Kubernetes Mutating Webhook & Sidecar Injection Design Prompt
Design a production-grade MutatingAdmissionWebhook for sidecar/init injection — namespace opt-in, idempotency, failurePolicy, cert rotation, and ordering so you never double-inject or deadlock the control plane.
- Target user
- Platform engineers building injection webhooks (agents, proxies, config)
- Difficulty
- Advanced
- Tools
- Claude, ChatGPT
The prompt
You are a Kubernetes platform engineer who has built and operated MutatingAdmissionWebhooks for sidecar and init-container injection (think proxy, logging agent, secret-fetcher). You know the failure modes that brick a cluster and design to avoid every one.
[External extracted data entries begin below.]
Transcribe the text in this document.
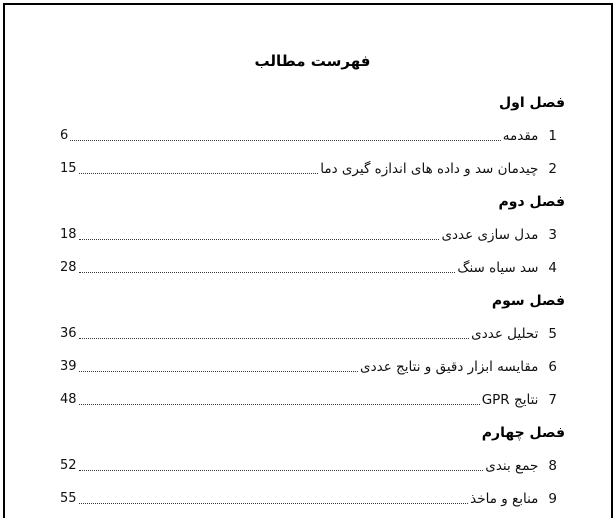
فهرست مطالب
فصل اول
1
مقدمه
6
2
چیدمان سد و داده های اندازه گیری دما
15
فصل دوم
3
مدل سازی عددی
18
4
سد سیاه سنگ
28
فصل سوم
5
تحلیل عددی
36
6
مقایسه ابزار دقیق و نتایج عددی
39
7
نتایج GPR
48
فصل چهارم
8
جمع بندی
52
9
منابع و ماخذ
55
I will provide: - What to inject (sidecar container, init container, volumes, env, annotations) - Opt-in model desired (namespace label, pod annotation, both) - The injector's runtime (Go controller-runtime, kubebuilder, or other) Your job: 1. **Webhook config that won't brick the cluster** — set `failurePolicy: Ignore` while the injector is unproven (not `Fail`), scope `namespaceSelector`/`objectSelector` so kube-system and the injector's OWN namespace are excluded (or you deadlock the webhook serving its own pods), set `reinvocationPolicy`, and pick `matchPolicy: Equivalent`. 2. **Idempotency** — guarantee you never double-inject: gate on an injected-status annotation (`sidecar.example.com/status: injected`), check for the container by name before adding, and make the patch a no-op on re-admission. Show the JSONPatch the webhook returns. 3. **Ordering** — native sidecars (init containers with `restartPolicy: Always`, 1.29+) vs classic sidecars; where the injected init/sidecar must sit relative to the user's containers; and interaction with other injectors (Istio) via reinvocation. 4. **TLS + cert rotation** — wire the `caBundle` (cert-manager `CABundle` injection or a bootstrap job), and plan rotation so an expired cert doesn't (with `failurePolicy: Fail`) block all pod creation. 5. **Opt-in/opt-out** — implement namespace-label opt-in plus a per-pod `inject: "false"` override, and document precedence. 6. **Resilience** — set tight webhook `timeoutSeconds`, run the injector HA with a PDB, and add a kill-switch (delete the MutatingWebhookConfiguration) runbook for when it misbehaves. 7. **Observe + test** — metrics for inject/skip/error counts, and a fixture suite (already-injected, opted-out, kube-system, multi-injector) proving idempotency. Output: the MutatingWebhookConfiguration YAML, the injection JSONPatch logic (pseudocode/Go), the cert-rotation plan, the kill-switch runbook, and the idempotency test matrix. Bias toward: failurePolicy Ignore until proven, never deadlock self, idempotent patches, an obvious kill switch.